The code used by Intuit can be found in a file called robots.txt or in an HTML tag. The code must be directly added to a site. It is commonly used on pages that developers want to hide. Google and other search engines will add a site to their search results without that code.

This discovery led James to file her suit against the company and seek restitution for users. 

“For years, Intuit misled the most vulnerable among us to make a profit. Today, every state in the nation is holding Intuit accountable for scamming millions of taxpayers, and we’re putting millions of dollars back into the pockets of impacted Americans,” James said. “This agreement should serve as a reminder to companies large and small that engaging in these deceptive marketing ploys is illegal.”
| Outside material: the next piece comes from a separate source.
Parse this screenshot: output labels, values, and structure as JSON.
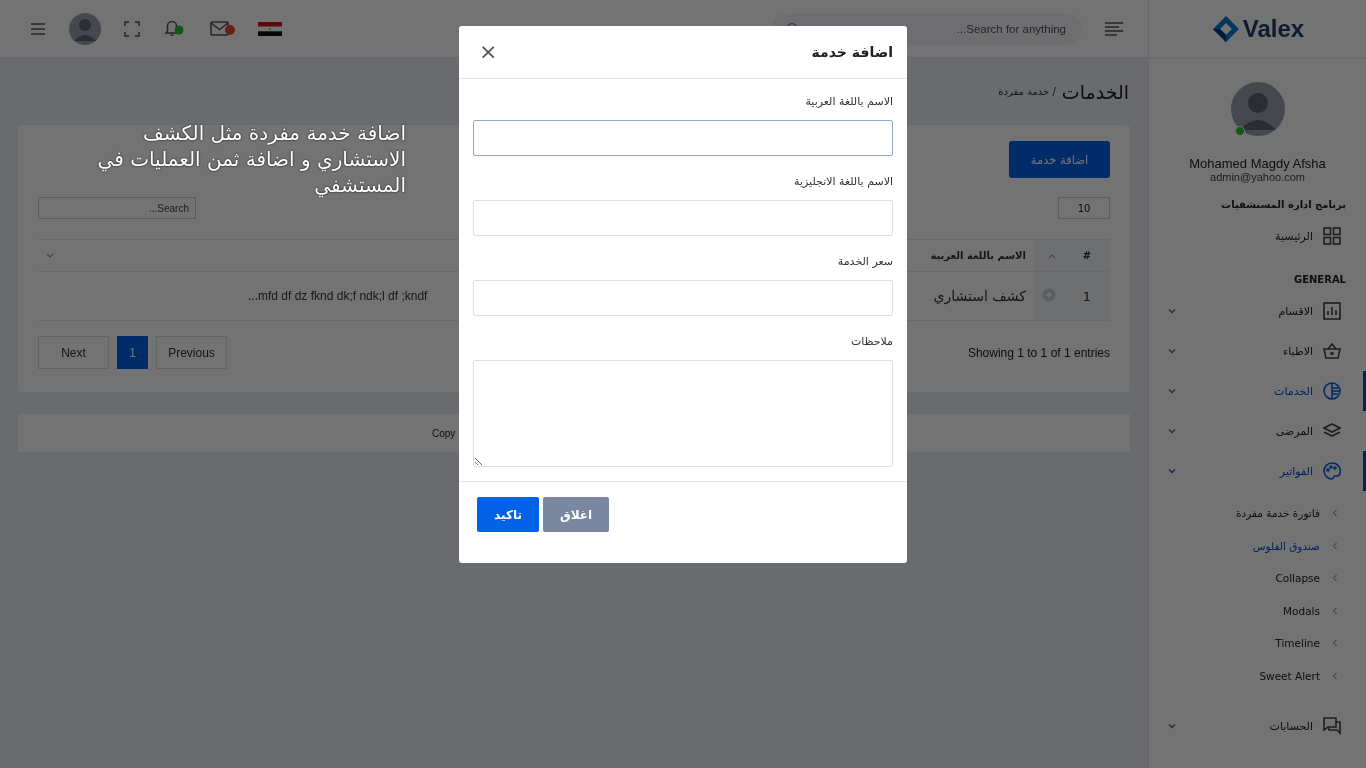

Intuit will pay restitution to nearly 4.4 million consumers who used TurboTax’s Free Edition during tax years 2016 through 2018. Users can expect to receive about $30 for each year they paid for the company’s services. 

Free File, which is a partnership between the IRS and commercial tax-preparation companies, was intended to allow about 70% of U.S. taxpayers to file their annual tax returns at no cost. However, far fewer taxpayers have used Free File than expected. 

Multiple senators, led by Senator Elizabeth Warren, previously called for an investigation into Intuit and other tax preparation services for this deceptive and misleading practice, keeping taxpayers from the free filing option. The group sent a letter to the Federal Trade Commission (FTC) asking the agency to investigate whether tax companies engage in unfair and deceptive practices. The letter noted that at least five companies used similar tactics and cited antitrust law banning “conspiracy in restraint of trade.”

In March, the FTC sued Intuit, alleging that their ads misled consumers.